Hi, I have some questions about the detail of Chinese BERT-Base model.

Is the model trained base on entire Chinese wikipedia raw text ?
Are there additional pre-processing steps for raw corpus?
How many (lines) sentences in the pre-training samples ？
How long did it take for you to finish the pre-training process?
In addition, if we have a large domain-specific corpus , we can train the pre-training model as follows: a) train with task-specific corpus. b) train with task-specific corpus and general corpus such as wikipedia. which way is better?

Thank you in advance!

jacobdevlin-google commented 5 years ago

Yes, a processed version of that which only keeps the text portions without formatting. In both traditional and simplified.
Pre-processed to remove tables/images/formatting.
25M sentences.
It was done using Google's parallel processing so only a few minutes. Probably a few hours if done on a single machine.
It depends on how big it is. The best approach will probably be to run pre-training first on Wikipedia and then for more epochs on only your corpus. Or even better, to use the models we released and then to run pre-training for more steps (unless you want to do everything from scratch).
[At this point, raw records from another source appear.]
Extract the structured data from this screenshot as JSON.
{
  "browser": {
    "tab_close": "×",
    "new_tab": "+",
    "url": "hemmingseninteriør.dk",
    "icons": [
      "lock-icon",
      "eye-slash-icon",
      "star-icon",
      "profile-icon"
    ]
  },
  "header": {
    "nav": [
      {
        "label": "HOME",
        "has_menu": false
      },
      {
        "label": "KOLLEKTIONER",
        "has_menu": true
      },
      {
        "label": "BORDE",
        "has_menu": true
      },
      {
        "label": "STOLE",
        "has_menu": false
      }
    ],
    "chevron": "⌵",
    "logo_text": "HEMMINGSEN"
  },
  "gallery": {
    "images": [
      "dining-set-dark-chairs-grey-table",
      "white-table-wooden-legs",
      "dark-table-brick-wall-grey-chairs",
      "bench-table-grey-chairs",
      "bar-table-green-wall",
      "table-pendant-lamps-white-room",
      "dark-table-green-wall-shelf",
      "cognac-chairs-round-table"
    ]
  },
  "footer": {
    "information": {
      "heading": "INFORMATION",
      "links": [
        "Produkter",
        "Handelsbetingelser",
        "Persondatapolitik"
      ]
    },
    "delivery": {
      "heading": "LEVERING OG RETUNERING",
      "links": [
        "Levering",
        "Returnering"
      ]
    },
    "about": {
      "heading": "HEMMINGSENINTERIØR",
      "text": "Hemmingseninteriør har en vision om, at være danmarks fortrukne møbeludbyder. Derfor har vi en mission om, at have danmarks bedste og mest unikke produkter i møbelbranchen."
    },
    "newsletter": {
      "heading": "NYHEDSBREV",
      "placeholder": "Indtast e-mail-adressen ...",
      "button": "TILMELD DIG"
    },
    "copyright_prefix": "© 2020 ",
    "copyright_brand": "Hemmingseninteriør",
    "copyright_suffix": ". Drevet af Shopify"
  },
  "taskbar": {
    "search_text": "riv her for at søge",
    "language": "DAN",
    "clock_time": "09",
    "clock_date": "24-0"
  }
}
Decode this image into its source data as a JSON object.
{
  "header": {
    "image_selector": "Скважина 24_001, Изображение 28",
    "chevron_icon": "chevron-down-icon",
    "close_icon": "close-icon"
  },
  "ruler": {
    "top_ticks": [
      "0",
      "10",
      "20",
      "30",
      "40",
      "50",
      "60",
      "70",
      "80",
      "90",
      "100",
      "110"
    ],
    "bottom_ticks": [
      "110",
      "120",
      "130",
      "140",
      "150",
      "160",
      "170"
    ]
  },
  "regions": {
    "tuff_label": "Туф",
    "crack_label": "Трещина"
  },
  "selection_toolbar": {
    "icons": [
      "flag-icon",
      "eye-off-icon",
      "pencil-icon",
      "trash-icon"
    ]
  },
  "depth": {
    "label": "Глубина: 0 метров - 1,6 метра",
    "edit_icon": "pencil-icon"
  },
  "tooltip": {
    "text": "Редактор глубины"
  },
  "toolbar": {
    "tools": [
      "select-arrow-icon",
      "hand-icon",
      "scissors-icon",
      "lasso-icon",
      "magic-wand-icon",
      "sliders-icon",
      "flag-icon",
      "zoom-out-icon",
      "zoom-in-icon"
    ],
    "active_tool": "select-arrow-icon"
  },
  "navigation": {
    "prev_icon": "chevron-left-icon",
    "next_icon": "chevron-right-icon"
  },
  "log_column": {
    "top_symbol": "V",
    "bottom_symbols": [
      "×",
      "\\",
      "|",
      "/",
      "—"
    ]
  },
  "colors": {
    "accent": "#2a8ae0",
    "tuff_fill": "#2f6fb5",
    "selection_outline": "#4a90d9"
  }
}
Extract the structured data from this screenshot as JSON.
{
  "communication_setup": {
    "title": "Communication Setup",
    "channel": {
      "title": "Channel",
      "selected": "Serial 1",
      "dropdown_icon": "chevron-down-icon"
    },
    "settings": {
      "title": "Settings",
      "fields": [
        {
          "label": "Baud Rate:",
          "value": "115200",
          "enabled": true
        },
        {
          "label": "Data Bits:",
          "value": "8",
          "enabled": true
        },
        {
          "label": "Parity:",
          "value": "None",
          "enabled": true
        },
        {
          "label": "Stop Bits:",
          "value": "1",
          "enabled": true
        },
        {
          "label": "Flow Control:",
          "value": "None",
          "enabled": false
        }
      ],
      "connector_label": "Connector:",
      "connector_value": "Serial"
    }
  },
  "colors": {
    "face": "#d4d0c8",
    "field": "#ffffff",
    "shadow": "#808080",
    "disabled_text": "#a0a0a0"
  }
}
chenjiasheng commented 5 years ago

I have some additional questions.

How long would it take to pre-train 100M sentences (each with length 1~127 Chinese characters) from scratch on a horovod cluster with 8*8 V100 GPUs?
Is it possible to accelerate the training speed, by grouping sentences in the way that seq_length is the same inside a batch while differs between different batches, and making the model accept different seq_length?
Should I remove the CLS token and segment_ids if my purpose is just a language model?

Thank you!

jacobdevlin-google commented 5 years ago

Not sure, I've never trained on GPUs.
I would recommend packing multiple sentences until (approximately) the max sequence length, which is what create_pretraining_data.py already does.
It doesn't hurt to include them in case you might want to use the model for other stuff, but if you only care about predicting missing words then it probably doesn't matter. But keep in mind that BERT doesn't give you a true "language model", it just allows you to predict single missing wordpieces.
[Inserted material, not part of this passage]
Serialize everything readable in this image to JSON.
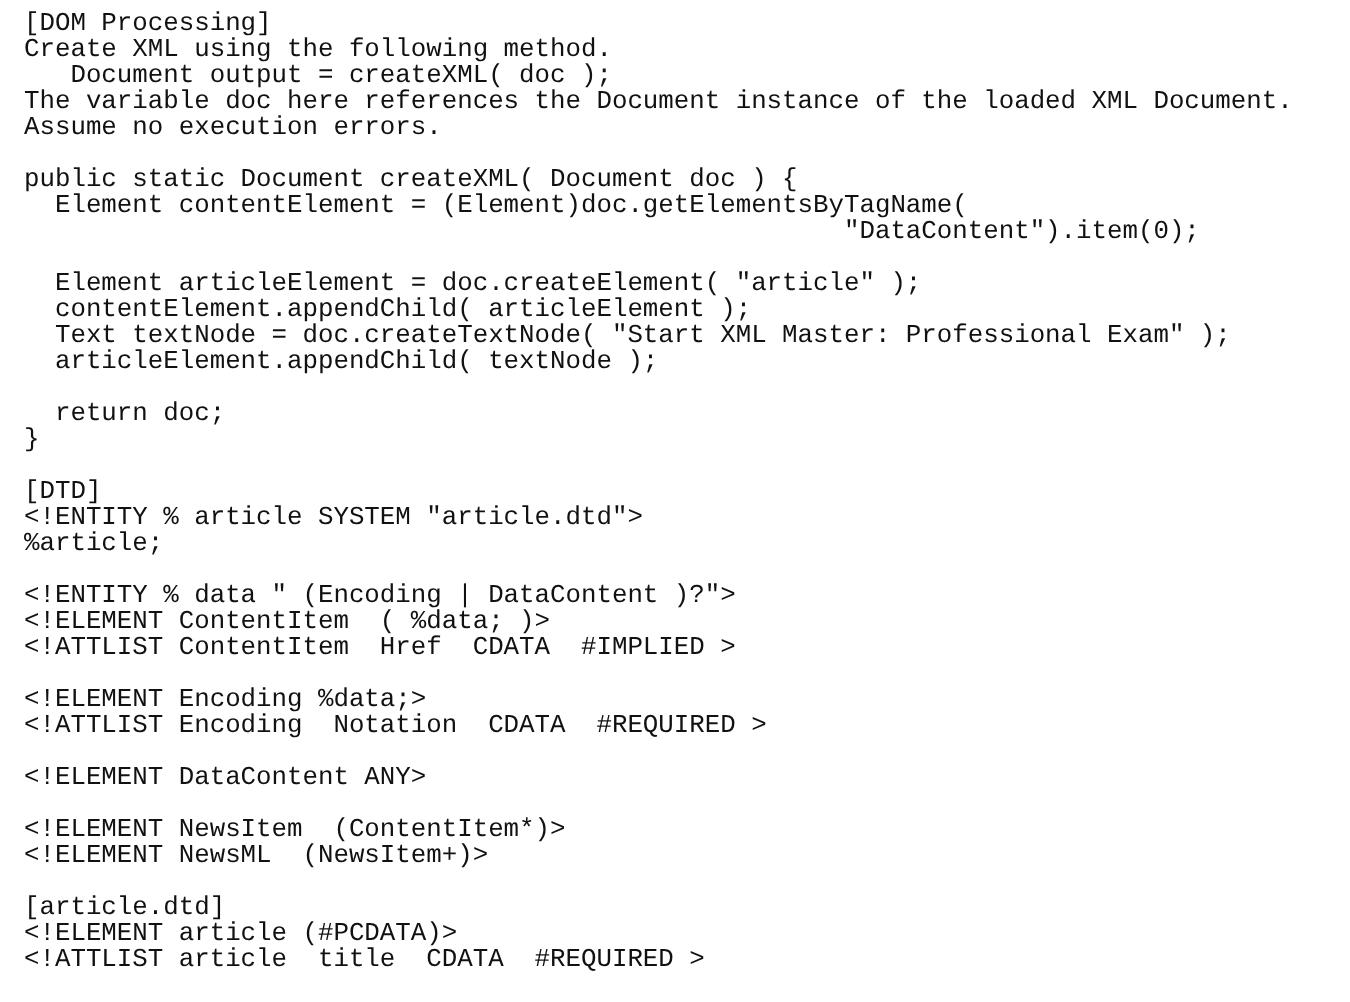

Continue7777 commented 5 years ago

I have some additional questions. 1.Wether the bert method will work on other model,just like text-rnn or something else. 2.Will it help,if we pretrain the task on dataset we use to finetune? (sentence about 5M) 3.In my short_text_classification task ,max_sequence_length is only 20,can i use bert chinese?
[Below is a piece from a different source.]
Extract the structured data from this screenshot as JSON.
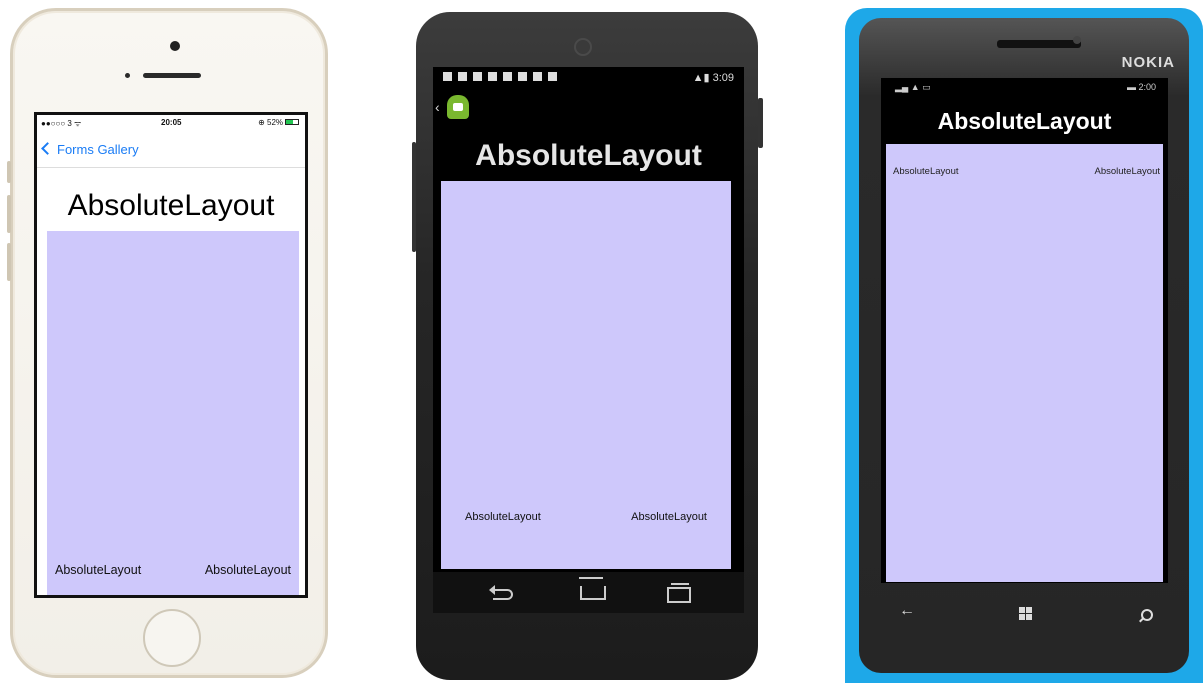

chenjiasheng commented 5 years ago

@Continue7777 I think the answers to all you three questions is YES. I also pruned the vocab from 22k+ to 6500, with top used Chinese characters only. You can check my fork.

eric-haibin-lin commented 5 years ago

@jacobdevlin-google Is any special preprocessing for BookCorpus? For example, removing TOCs? Also, is a book treated as a document, or is every chapter treated as a document?

y111x commented 5 years ago

I have some additional questions.

How long would it take to pre-train 100M sentences (each with length 1~127 Chinese characters) from scratch on a horovod cluster with 8*8 V100 GPUs?

Is it possible to accelerate the training speed, by grouping sentences in the way that seq_length is the same inside a batch while differs between different batches, and making the model accept different seq_length?

Should I remove the CLS token and segment_ids if my purpose is just a language model?

Thank you!

hello，I have the same question .Have you try to pre-train 100M Chinese sentences from scratch use 8*8 GPUS? Could you tell me about the training time？ Thank you

chenjiasheng commented 5 years ago

@yyx911216 Not yet. Being busy with the acoustic model. Welcome and pleased to share the future info.